Mais sur la brève durée qui nous sépare de la fin de la guerre froide, matrice du monde moderne, ce sont bien les événements qui dominent la scène. On lira comment la guerre froide suivra une trajectoire hors des normes historiques, et comment l’avènement du monde postsoviétique et le surgissement de la Chine post-maoïste ont fait de la mondialisation un géant, dont l’enfance avait été essentiellement une affaire d’Occidentaux. L’histoire de la fin de la guerre froide et de ce qui la suit ne se devine pas à la lecture de courbes et de graphiques, et moins encore sur la base de stéréotypes sur le caractère essentiellement pacifique ou guerrier de tel peuple ou de telle région. Pourquoi le mur de Berlin s’effondre-t-il en ne soulevant que de la poussière alors qu’il se trouve au centre d’un État communiste héritier du militarisme prussien, lui-même satellite d’une Union soviétique surarmée agissant dans le cadre d’une idéologie militant pour la révolution mondiale ? Pourtant, dans un autre coin de l’Europe, la Serbie, alors dirigée par des communistes de facture similaire, se trouvera au centre de dix années de guerre. Pour expliquer cela, les causes profondes et les explications structurelles seront d’un secours limité : c’est la contingence qui sera au centre du récit.
Vous verrez comment s’est opéré un reclassement rapide et brutal de facteurs de puissance, dont certains occupent soudain une place centrale dans la transformation du monde, tels le terrorisme devenu hyperterrorisme ou le renseignement, quittant les quais de gare de l’histoire pour accéder à l’omniprésence non seulement dans les rapports entre États mais dans la vie de populations entières. En même temps se déroule, comme une méchante ruse de l’histoire, le retour du risque de guerre nucléaire dans un monde qui avait pu croire que disparaîtrait avec la fin de la guerre froide le risque d’une der des ders faite de bombes atomiques.
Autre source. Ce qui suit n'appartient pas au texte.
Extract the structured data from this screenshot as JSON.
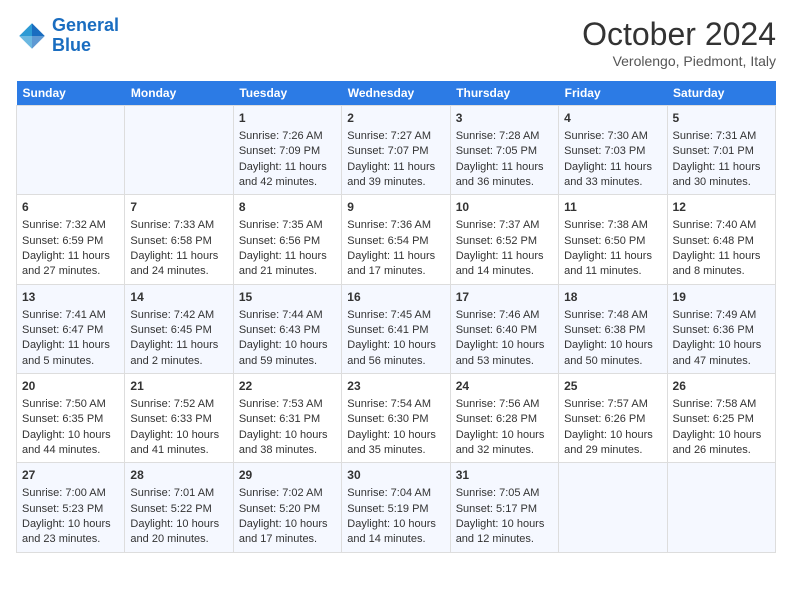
{
  "header": {
    "logo_line1": "General",
    "logo_line2": "Blue",
    "month": "October 2024",
    "location": "Verolengo, Piedmont, Italy"
  },
  "weekdays": [
    "Sunday",
    "Monday",
    "Tuesday",
    "Wednesday",
    "Thursday",
    "Friday",
    "Saturday"
  ],
  "weeks": [
    [
      {
        "day": "",
        "info": ""
      },
      {
        "day": "",
        "info": ""
      },
      {
        "day": "1",
        "info": "Sunrise: 7:26 AM\nSunset: 7:09 PM\nDaylight: 11 hours and 42 minutes."
      },
      {
        "day": "2",
        "info": "Sunrise: 7:27 AM\nSunset: 7:07 PM\nDaylight: 11 hours and 39 minutes."
      },
      {
        "day": "3",
        "info": "Sunrise: 7:28 AM\nSunset: 7:05 PM\nDaylight: 11 hours and 36 minutes."
      },
      {
        "day": "4",
        "info": "Sunrise: 7:30 AM\nSunset: 7:03 PM\nDaylight: 11 hours and 33 minutes."
      },
      {
        "day": "5",
        "info": "Sunrise: 7:31 AM\nSunset: 7:01 PM\nDaylight: 11 hours and 30 minutes."
      }
    ],
    [
      {
        "day": "6",
        "info": "Sunrise: 7:32 AM\nSunset: 6:59 PM\nDaylight: 11 hours and 27 minutes."
      },
      {
        "day": "7",
        "info": "Sunrise: 7:33 AM\nSunset: 6:58 PM\nDaylight: 11 hours and 24 minutes."
      },
      {
        "day": "8",
        "info": "Sunrise: 7:35 AM\nSunset: 6:56 PM\nDaylight: 11 hours and 21 minutes."
      },
      {
        "day": "9",
        "info": "Sunrise: 7:36 AM\nSunset: 6:54 PM\nDaylight: 11 hours and 17 minutes."
      },
      {
        "day": "10",
        "info": "Sunrise: 7:37 AM\nSunset: 6:52 PM\nDaylight: 11 hours and 14 minutes."
      },
      {
        "day": "11",
        "info": "Sunrise: 7:38 AM\nSunset: 6:50 PM\nDaylight: 11 hours and 11 minutes."
      },
      {
        "day": "12",
        "info": "Sunrise: 7:40 AM\nSunset: 6:48 PM\nDaylight: 11 hours and 8 minutes."
      }
    ],
    [
      {
        "day": "13",
        "info": "Sunrise: 7:41 AM\nSunset: 6:47 PM\nDaylight: 11 hours and 5 minutes."
      },
      {
        "day": "14",
        "info": "Sunrise: 7:42 AM\nSunset: 6:45 PM\nDaylight: 11 hours and 2 minutes."
      },
      {
        "day": "15",
        "info": "Sunrise: 7:44 AM\nSunset: 6:43 PM\nDaylight: 10 hours and 59 minutes."
      },
      {
        "day": "16",
        "info": "Sunrise: 7:45 AM\nSunset: 6:41 PM\nDaylight: 10 hours and 56 minutes."
      },
      {
        "day": "17",
        "info": "Sunrise: 7:46 AM\nSunset: 6:40 PM\nDaylight: 10 hours and 53 minutes."
      },
      {
        "day": "18",
        "info": "Sunrise: 7:48 AM\nSunset: 6:38 PM\nDaylight: 10 hours and 50 minutes."
      },
      {
        "day": "19",
        "info": "Sunrise: 7:49 AM\nSunset: 6:36 PM\nDaylight: 10 hours and 47 minutes."
      }
    ],
    [
      {
        "day": "20",
        "info": "Sunrise: 7:50 AM\nSunset: 6:35 PM\nDaylight: 10 hours and 44 minutes."
      },
      {
        "day": "21",
        "info": "Sunrise: 7:52 AM\nSunset: 6:33 PM\nDaylight: 10 hours and 41 minutes."
      },
      {
        "day": "22",
        "info": "Sunrise: 7:53 AM\nSunset: 6:31 PM\nDaylight: 10 hours and 38 minutes."
      },
      {
        "day": "23",
        "info": "Sunrise: 7:54 AM\nSunset: 6:30 PM\nDaylight: 10 hours and 35 minutes."
      },
      {
        "day": "24",
        "info": "Sunrise: 7:56 AM\nSunset: 6:28 PM\nDaylight: 10 hours and 32 minutes."
      },
      {
        "day": "25",
        "info": "Sunrise: 7:57 AM\nSunset: 6:26 PM\nDaylight: 10 hours and 29 minutes."
      },
      {
        "day": "26",
        "info": "Sunrise: 7:58 AM\nSunset: 6:25 PM\nDaylight: 10 hours and 26 minutes."
      }
    ],
    [
      {
        "day": "27",
        "info": "Sunrise: 7:00 AM\nSunset: 5:23 PM\nDaylight: 10 hours and 23 minutes."
      },
      {
        "day": "28",
        "info": "Sunrise: 7:01 AM\nSunset: 5:22 PM\nDaylight: 10 hours and 20 minutes."
      },
      {
        "day": "29",
        "info": "Sunrise: 7:02 AM\nSunset: 5:20 PM\nDaylight: 10 hours and 17 minutes."
      },
      {
        "day": "30",
        "info": "Sunrise: 7:04 AM\nSunset: 5:19 PM\nDaylight: 10 hours and 14 minutes."
      },
      {
        "day": "31",
        "info": "Sunrise: 7:05 AM\nSunset: 5:17 PM\nDaylight: 10 hours and 12 minutes."
      },
      {
        "day": "",
        "info": ""
      },
      {
        "day": "",
        "info": ""
      }
    ]
  ]
}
On assiste tout à la fois à l’essor des pays émergents, porteurs d’une « nouvelle classe moyenne mondiale », et, sur un autre registre, à la diffusion d’idéologies de conquête qui condamnent à la violence ou à la misère les peuples se trouvant sous leur emprise. Face aux nouvelles hiérarchies de la puissance et de l’influence, et devant les menaces de violence venues du Sud et de l’Est, comment la vieille Europe pourrait-elle préserver sécurité, liberté et prospérité ? Et comment y trouver pour notre pays une place conforme à ses ambitions, cette France moins démunie de moyens qu’il n’y paraît parfois mais aussi plus fragile que nous ne le voudrions ?
François Heisbourg part de faits qui nous guideront dans la grande histoire. Il s’agit non pas de suggérer que l’histoire est le produit de complots, car ceux-ci sont bien plus rares que ne le prétendent les théoriciens de la conspiration, mais d’illustrer comment une cause limitée peut produire de grands effets. Cela permet par la même occasion de montrer que le mot « inévitable » est à manier avec précaution et parcimonie. L’histoire n’est pas écrite à l’avance. Cela vaut à l’échelle de pays entiers, comme à l’échelle individuelle et a fortiori quand les deux se croisent. D’où le choix qui est fait au début de chaque sujet abordé, de raconter une histoire à laquelle il a été le plus souvent été mêlé avant de parler de la grande histoire. De la crise des euromissiles, qui a tant marqué les relations Est-Ouest entre 1977 et 1983 jusqu’à la crise ukrainienne du printemps 2014, c’est un vaste tour d’horizon géopolitique que nous livre l’auteur, dans un style direct, fourni, jamais pédant où fourmillent données concrètes, conversant d’experts ou de décideurs. Une belle leçon d’intelligence et de stratégie.